Klaing Hout, the district's governor, said he authorised the opening of an overflow gate at the Russey Keo dam to remove excess water from the area.

"We have tried our best to solve this problem by opening the overflow gate, but the flooding has persisted," he said.

A health risk

Meanwhile, educators say schools hit by the floods, but which have remained open, pose a substantial health risk to students and teachers forced to attend them.

"We know that this will affect the mental and physical health of students because we are all forced to wallow in filthy water that is full of disease in order to teach our students," Se Socheat, a Khmer literature teacher at Russey Keo High School, told the Post.

Hout Samreth, deputy director of the Phnom Penh Department in the Ministry of Education, Youth and Sport, said many schools, including some universities, had been flooded, and that classes for hundreds of students are temporarily suspended until the flood waters recede.

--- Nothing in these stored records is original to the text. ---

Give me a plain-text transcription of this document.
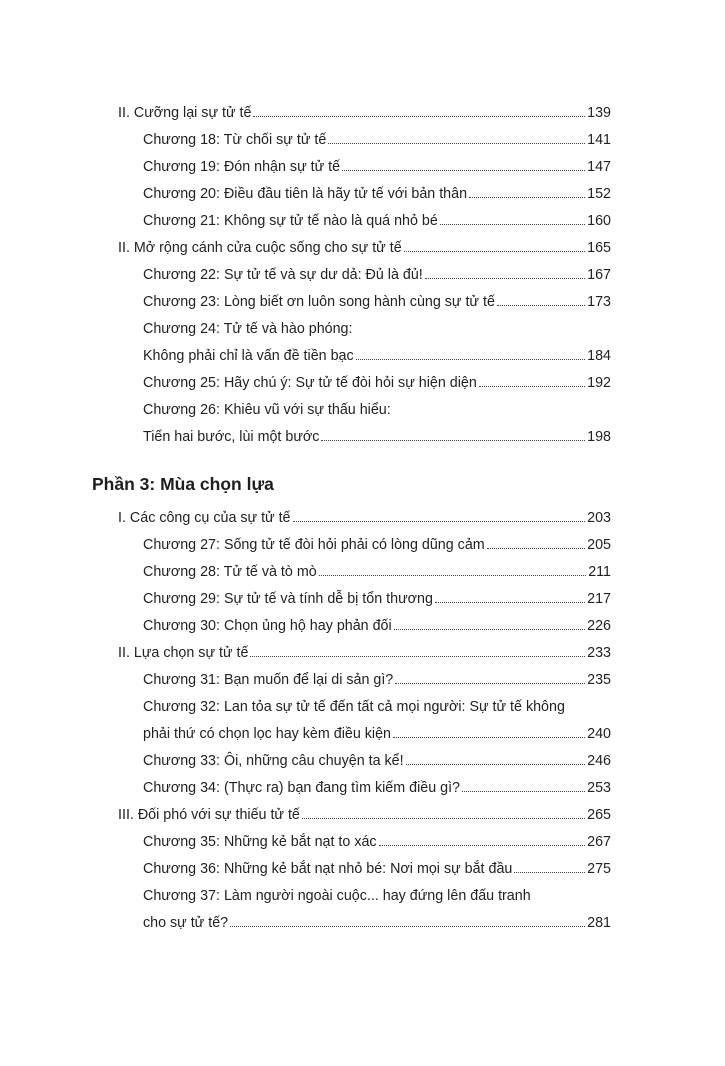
Phần 3: Mùa chọn lựa
II. Cưỡng lại sự tử tế	139
Chương 18: Từ chối sự tử tế	141
Chương 19: Đón nhận sự tử tế	147
Chương 20: Điều đầu tiên là hãy tử tế với bản thân	152
Chương 21: Không sự tử tế nào là quá nhỏ bé	160
II. Mở rộng cánh cửa cuộc sống cho sự tử tế	165
Chương 22: Sự tử tế và sự dư dả: Đủ là đủ!	167
Chương 23: Lòng biết ơn luôn song hành cùng sự tử tế	173
Chương 24: Tử tế và hào phóng:
Không phải chỉ là vấn đề tiền bạc	184
Chương 25: Hãy chú ý: Sự tử tế đòi hỏi sự hiện diện	192
Chương 26: Khiêu vũ với sự thấu hiểu:
Tiến hai bước, lùi một bước	198
I. Các công cụ của sự tử tế	203
Chương 27: Sống tử tế đòi hỏi phải có lòng dũng cảm	205
Chương 28: Tử tế và tò mò	211
Chương 29: Sự tử tế và tính dễ bị tổn thương	217
Chương 30: Chọn ủng hộ hay phản đối	226
II. Lựa chọn sự tử tế	233
Chương 31: Bạn muốn để lại di sản gì?	235
Chương 32: Lan tỏa sự tử tế đến tất cả mọi người: Sự tử tế không
phải thứ có chọn lọc hay kèm điều kiện	240
Chương 33: Ôi, những câu chuyện ta kể!	246
Chương 34: (Thực ra) bạn đang tìm kiếm điều gì?	253
III. Đối phó với sự thiếu tử tế	265
Chương 35: Những kẻ bắt nạt to xác	267
Chương 36: Những kẻ bắt nạt nhỏ bé: Nơi mọi sự bắt đầu	275
Chương 37: Làm người ngoài cuộc... hay đứng lên đấu tranh
cho sự tử tế?	281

Many high school students have been placed in alternate schools not affected by the floods.

Sen Vuthy, 19, a grade 12 student at Chea Sim Cham Reoun Rath High School, said his old school was still under more than a metre of water.

"I really care about my coming semester exam, but studying has been difficult," he said.

Koy Seda, director of administration at the ministry's Phnom Penh Department, said five schools in the district were closed  and 20 others have remained partially flooded but are still open.

"Flooding this year has damaged the city's infrastructure and seriously impacted students, as well as local business owners," he said.